As summer turned to fall, the IT industry got together at VMworld and then Re:Invent to celebrate cloud computing. This translated to software-defined everything – data centers, networking, storage, etc.
Yup, we are deep into a hype cycle where the entire industry is in a state of gaga over all things associated with software like flexibility and agility. Great stuff but software has to run somewhere so there is and always will be market for high-performance hardware.
This week at Oracle Open World, Oracle (a company synonymous with software) actually introduced a new piece of hardware along these lines, the SPARC M7. Now any CPU announcement is bound to focus on raw horsepower and this one is no different. The M7 is a 32-core, 256-thread CPU built for high-performance computing. Perfect for database queries and big data analytics but Oracle’s new processor also provides some built-in cybersecurity improvements including:
- Hardware-assisted encryption. Cryptographic operations are hardware-intensive, placing a real burden on off-the-shelf CPUs that can impact overall system performance. This is especially true for on-line transaction systems and highly-virtualized cloud data centers demanding encrypted communications between VMs. The M7 is designed for cryptographically-intensive environments by providing hardware-assisted encryption/decryption in all 32 cores. With this enhancement, Oracle claims that the new M7 much faster end-to-end encryption than any other commercial CPU available today. Existing applications that already use SPARC-based encryption will automatically gain additional performance from new M7 processors with no modifications to the code.
- Silicon-based memory integrity protection. Common exploits like buffer overflows write data to a memory buffer, overrun the buffer’s boundary, and then overwrite adjacent memory segments to execute malcode and compromise systems. With M7, Oracle is adding security controls at the CPU level for real-time checking of access to memory as a countermeasure to this type of attack. This is especially useful for protecting multi-terabyte in-memory databases that often contain oodles of sensitive data. The M7’s silicon-secured memory protection is utilized by the Oracle 12c database by default and Oracle is providing APIs so developers can enhance security protection for other types of applications.

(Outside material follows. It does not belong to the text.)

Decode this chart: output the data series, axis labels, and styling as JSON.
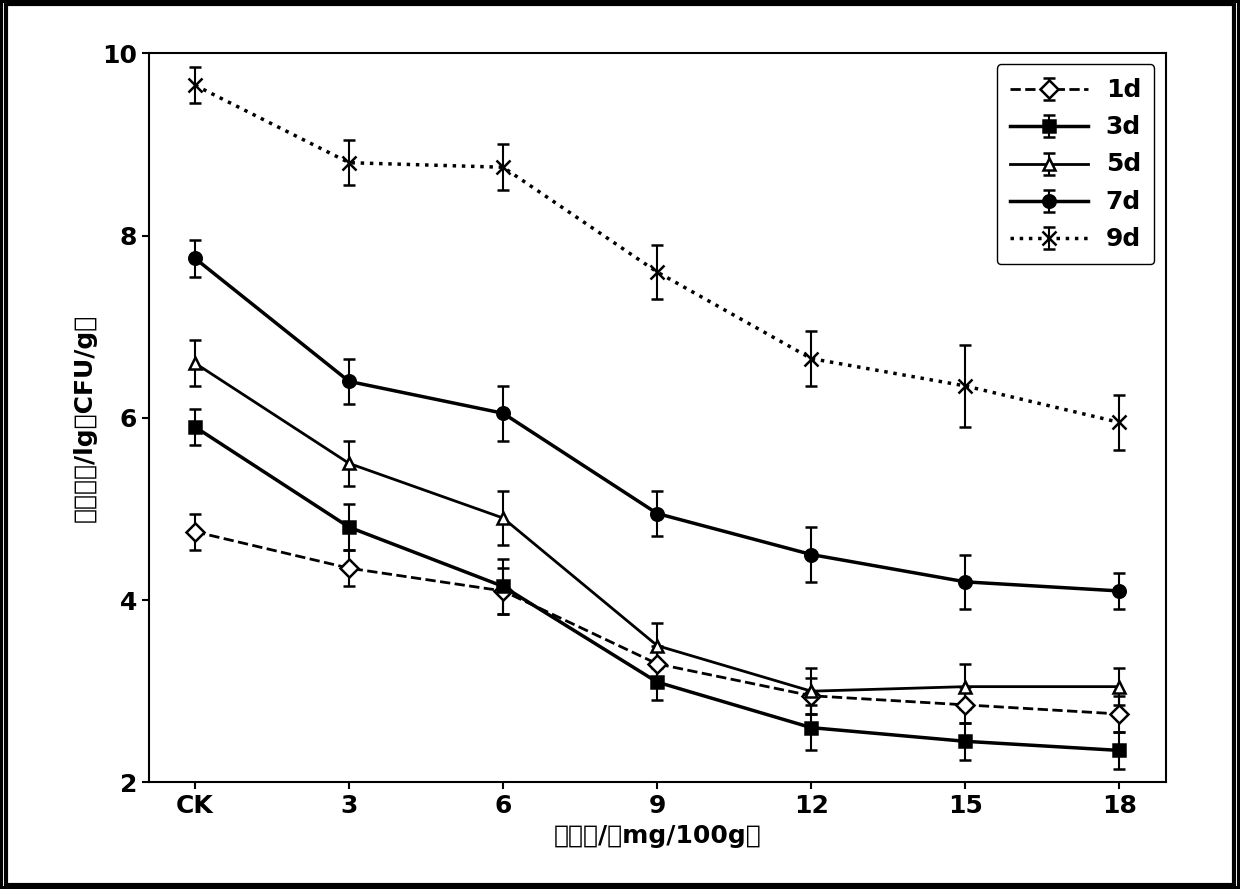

- Tight software integration. While M7 security resides deep within a CPU, Oracle is making sure to utilize its silicon-based security across its software portfolio. For example, M7 security is tightly-integrated with the Solaris 11.3 operating system for encryption acceleration across the databases, Java, existing applications, ZFS file system, as well as network, and host virtual machine migration. M7 encryption is also tightly-coupled with the Oracle key manager. This is an important detail for highly-secure enterprises. As the old cybersecurity adage states: ‘Encryption is easy, key management is hard.’ Oracle is also hinting at future hardware/software security additions to create more trustworthy tamper-resistant systems.
Oracle marries the M7 processors with new servers (T7 and M7) and the SuperCluster M7, calling these systems, “the world’s most secure systems for apps and cloud.” Yes, this is a marketing label, but it’s worth noting that Oracle believes the addressable M7 market spans way beyond just super-charging Oracle databases alone. The CPU is really designed for today’s enterprise requirements – massive big data analytics systems, burstable cloud applications, and flexible hybrid clouds.
Given today’s cloud computing innovation, it’s easy to follow the herd and believe that hardware no longer matters. Those of us that have been around the industry for a few years have heard this rhetoric before. In truth however, there will always be a place for advanced hardware that can offload operations and greatly accelerate overall system performance and throughput. With its M7 introduction, Oracle is demonstrating that it is one of few companies that still recognizes this artful balance between hardware and software – even in a software-defined world.